= Glucose chain shortening and lengthening =

Glucose chain shortening and lengthening is the chemical processes for decreasing or increasing the carbon chain length of glucose. Glucose can be shortened by oxidation and decarboxylation to generate arabinose, a reaction known as the Ruff degradation. To increase the glucose carbon chain, a series of chemical reactions can be used to add one more carbon at the aldehyde end of glucose; this process is known as the Kiliani–Fischer synthesis.

==Glucose chain shortening==
Glucose can react with bromine in water to form the aldonic acid, which can then undergo oxidative decarboxylation with hydrogen peroxide and iron (III) acetate to form arabinose. This reaction can be conducted iteratively, shortening one carbon at a time to generate sugars with smaller chain lengths.
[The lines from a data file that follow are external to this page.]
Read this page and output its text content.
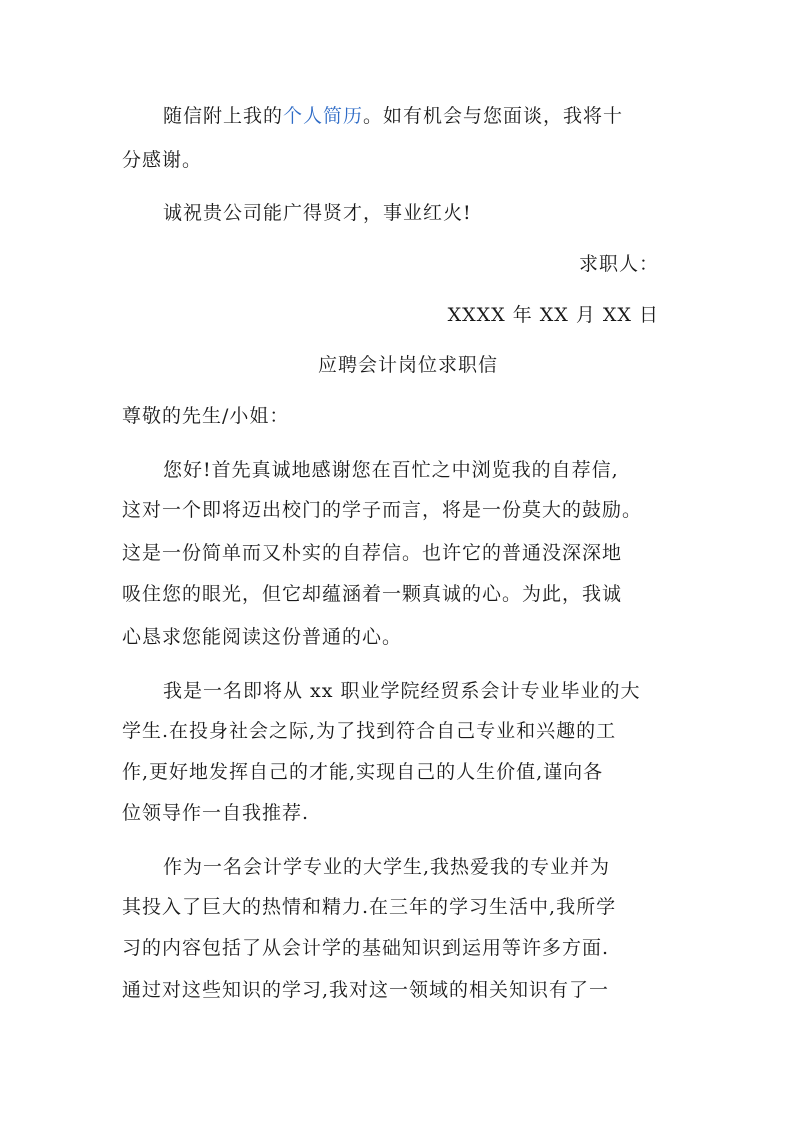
随信附上我的个人简历。如有机会与您面谈，我将十
分感谢。
诚祝贵公司能广得贤才，事业红火!
求职人：
XXXX 年 XX 月 XX 日
应聘会计岗位求职信
尊敬的先生/小姐：
您好!首先真诚地感谢您在百忙之中浏览我的自荐信,
这对一个即将迈出校门的学子而言，将是一份莫大的鼓励。
这是一份简单而又朴实的自荐信。也许它的普通没深深地
吸住您的眼光，但它却蕴涵着一颗真诚的心。为此，我诚
心恳求您能阅读这份普通的心。
我是一名即将从 xx 职业学院经贸系会计专业毕业的大
学生.在投身社会之际,为了找到符合自己专业和兴趣的工
作,更好地发挥自己的才能,实现自己的人生价值,谨向各
位领导作一自我推荐.
作为一名会计学专业的大学生,我热爱我的专业并为
其投入了巨大的热情和精力.在三年的学习生活中,我所学
习的内容包括了从会计学的基础知识到运用等许多方面.
通过对这些知识的学习,我对这一领域的相关知识有了一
==Glucose chain lengthening==
Glucose can be the substrate in Kiliani–Fischer synthesis that adds a carbon to the aldehyde group and forms sugars with one more carbon than the substrate. The first step is nucleophilic addition of aqueous cyanide to aldehyde group in glucose to generate the cyanohydrin. Then cyanohydrin is hydrolyzed to form aldonic acid lactone upon heating. Finally, the aldonic acid lactone is reduced with sodium amalgam non-stereoselectively to produce heptose; two isomers with both stereoisomers at C2 are generated.